BEIJING, Jan. 21, 2021 /PRNewswire/ -- TuanChe
Limited ("TuanChe" or the "Company") (NASDAQ: TC), a leading
omni-channel automotive marketplace in China, today announced that its board of
directors (the "Board") has received a preliminary non-binding
proposal letter (the "Proposal") dated January 21,
2021 from its chairman and chief executive officer,
Mr. Wei Wen ("Mr. Wen"), proposing to acquire all of the
outstanding ordinary shares (the "Shares") of the Company,
including Shares represented by American depositary shares (the
"ADSs," each representing sixteen (16) Class A ordinary shares),
that are not already owned by Mr. Wen for a purchase price of
US$4.25 per ADS in cash in a going
private transaction (the "Proposed Transaction"), subject to
certain conditions. A copy of the Proposal is attached hereto as
Annex A.
According to the Proposal, the Proposed Transaction is intended
to be financed through debt and/or equity capital, where equity
capital will be provided at least in part by Mr. Wen in the form of
rollover equity in the Company.
The Board intends to form a special committee consisting of
independent and disinterested directors to consider the Proposal.
The Board expects that the special committee will retain
independent advisors, including independent financial and legal
advisors, to assist it in this process.
The Board cautions the Company's shareholders and others
considering trading the Company's securities that the Board has
just received the Proposal and has not had an opportunity to
carefully review and evaluate the Proposal or make any decision
with respect to the Company's response to the Proposal. There can
be no assurance that any definitive offer will be made, that any
definitive agreement will be executed relating to the Proposed
Transaction or that this or any other transaction will be approved
or consummated. The Company does not undertake any obligation to
provide any updates with respect to this or any other transaction,
except as required under applicable law.
About TuanChe
Founded in 2010, TuanChe Limited (NASDAQ: TC) is a leading
omni-channel automotive marketplace in China. TuanChe offers services to connect
automotive consumers with various industry players such as
automakers, dealers and other automotive service providers. TuanChe
provides automotive marketing and transaction related services by
integrating its online platforms with offline sales events. Through
its integrated marketing solutions, TuanChe turns individual and
isolated automobile purchase transactions into large-scale
collective purchase activities by creating an interactive
many-to-many environment. TuanChe also provides virtual dealership
services by connecting automakers and franchised dealerships with
secondary dealers, which ultimately helps automakers penetrate and
expand into lower-tier cities. Furthermore, leveraging its
proprietary data analytics and advanced digital marketing system,
TuanChe's online marketing service platform helps industry
customers increase the efficiency and effectiveness of their
advertising placements. For more information, please
contact ir@tuanche.com.
Safe Harbour Statement
This announcement contains forward-looking statements within the
meaning of Section 27A of the Securities Act of 1933, as amended,
and Section 21E of the Securities Exchange Act of 1934, as amended,
and as defined in the U.S. Private Securities Litigation Reform Act
of 1995. These forward-looking statements include, without
limitation, the approval and the consummation of the Proposed
Transaction contemplated by the Proposal or any alternative
transaction, which can be identified by terminology such as "may,"

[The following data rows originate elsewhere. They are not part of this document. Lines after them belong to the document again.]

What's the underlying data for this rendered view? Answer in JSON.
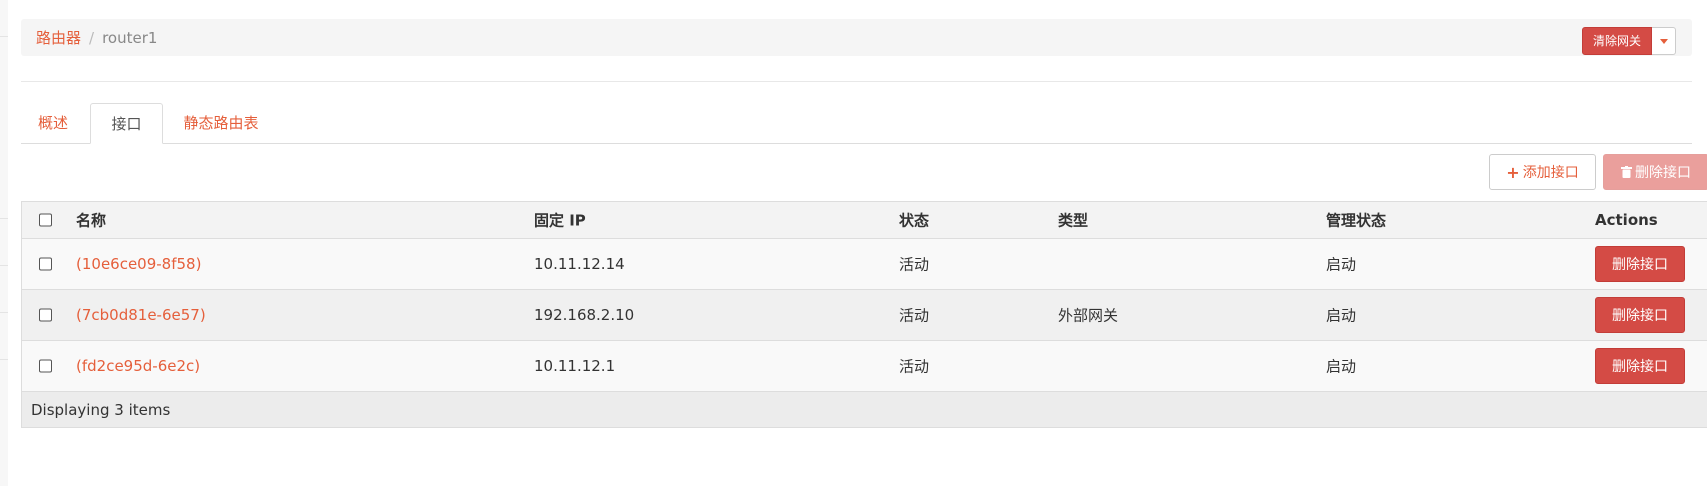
{
  "breadcrumb": {
    "parent": "路由器",
    "separator": "/",
    "current": "router1"
  },
  "header_actions": {
    "clear_gateway": "清除网关"
  },
  "tabs": [
    {
      "label": "概述",
      "active": false
    },
    {
      "label": "接口",
      "active": true
    },
    {
      "label": "静态路由表",
      "active": false
    }
  ],
  "toolbar": {
    "add_interface": "添加接口",
    "delete_interfaces": "删除接口"
  },
  "table": {
    "columns": [
      "名称",
      "固定 IP",
      "状态",
      "类型",
      "管理状态",
      "Actions"
    ],
    "rows": [
      {
        "name": "(10e6ce09-8f58)",
        "fixed_ip": "10.11.12.14",
        "status": "活动",
        "type": "",
        "admin_state": "启动",
        "action": "删除接口"
      },
      {
        "name": "(7cb0d81e-6e57)",
        "fixed_ip": "192.168.2.10",
        "status": "活动",
        "type": "外部网关",
        "admin_state": "启动",
        "action": "删除接口"
      },
      {
        "name": "(fd2ce95d-6e2c)",
        "fixed_ip": "10.11.12.1",
        "status": "活动",
        "type": "",
        "admin_state": "启动",
        "action": "删除接口"
      }
    ],
    "footer": "Displaying 3 items"
  },
  "colors": {
    "accent": "#e55f3b",
    "danger": "#d44b45"
  }
}
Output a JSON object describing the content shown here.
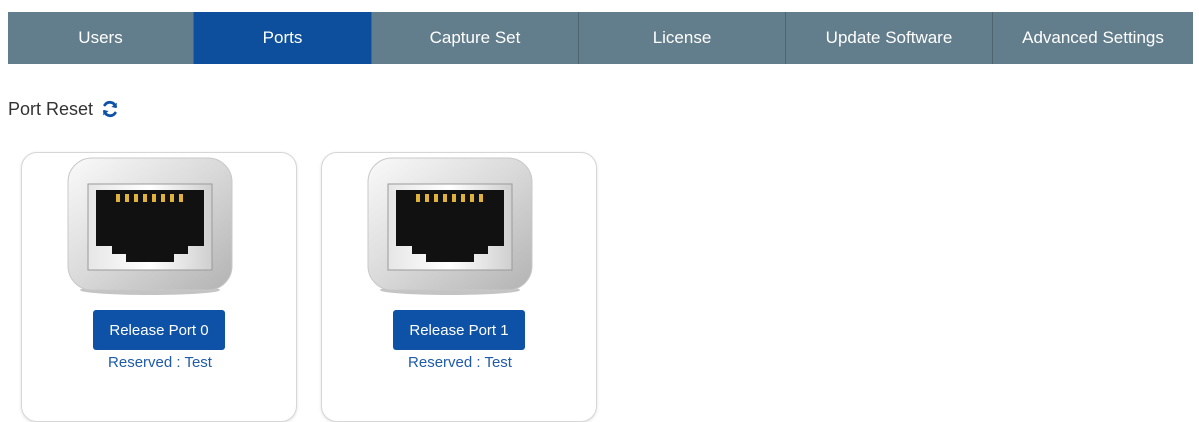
{
  "tabs": [
    {
      "label": "Users",
      "active": false
    },
    {
      "label": "Ports",
      "active": true
    },
    {
      "label": "Capture Set",
      "active": false
    },
    {
      "label": "License",
      "active": false
    },
    {
      "label": "Update Software",
      "active": false
    },
    {
      "label": "Advanced Settings",
      "active": false
    }
  ],
  "section": {
    "title": "Port Reset",
    "refresh_icon": "refresh-icon"
  },
  "ports": [
    {
      "button_label": "Release Port 0",
      "reserved_text": "Reserved : Test",
      "icon": "ethernet-port-icon"
    },
    {
      "button_label": "Release Port 1",
      "reserved_text": "Reserved : Test",
      "icon": "ethernet-port-icon"
    }
  ],
  "colors": {
    "tab_background": "#627d8b",
    "tab_active": "#0d4f9c",
    "button": "#0d52a6",
    "reserved_text": "#1e5ba8"
  }
}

"will," "expect," "anticipate," "aim," "estimate," "intend,"
"plan," "believe," "potential," "continue," "is/are likely to" or
other similar expressions. Such statements are based upon
management's current expectations and current market and operating
conditions, and relate to events that involve known or unknown
risks, uncertainties and other factors, all of which are difficult
to predict and many of which are beyond the Company's control.
Further information regarding these and other risks, uncertainties
or factors is included in the Company's filings with the U.S.
Securities and Exchange Commission. The Company does not undertake
any obligation to update any forward-looking statement as a result
of new information, future events or otherwise, except as required
under law.
For investor and media inquiries, please contact:
TuanChe Limited
Chenxi
Yu
Tel: +86 (10) 6398-2942
Email: ir@tuanche.com
The Piacente Group, Inc.
Brandi Piacente
Tel: +1 (212) 481-2050
Email: tuanche@tpg-ir.com
Yang Song
Tel: +86 (10) 6508-0677
Email: tuanche@tpg-ir.com
Annex A
Non-Binding Proposal Letter from Mr. Wen
January 21, 2021
The Board of Directors
TuanChe Limited
9F, Ruihai Building, No. 21 Yangfangdian Road
Haidian District
Beijing 100038, People's Republic of China
Dear Sirs:
I, Wei Wen, Chairman and CEO of
TuanChe Limited (the "Company"), am pleased to submit this
preliminary non-binding proposal (this "Proposal") to acquire all
outstanding ordinary shares (the "Shares") of the Company,
including all the Shares represented by American depositary shares
("ADS", each representing sixteen (16) Class A Shares), that are
not already owned by me in a going-private transaction (the
"Acquisition").
I believe that the Proposal will provide a very attractive
opportunity to the Company's shareholders. My proposed
purchase price of US$ 4.25 per ADS in
cash represents a premium of approximately 22% over the closing
price of the Company's ADSs on January 20,
2021, a premium of approximately 17% to the average closing
price of the Company during the last 60 trading days and a premium
of approximately 18% to the average closing price of the Company
during the last 90 trading days.
The terms and conditions upon which I am prepared to pursue the
Acquisition are set forth below. I beneficially own approximately
17.6% of all the issued and outstanding Shares of the Company,
which represent approximately 75.7% of the aggregate voting power
of the Company, based on the Company's latest outstanding number of
shares as publicly disclosed.
1. Buyer. I intend to form an acquisition vehicle
for the purpose of pursuing the Acquisition.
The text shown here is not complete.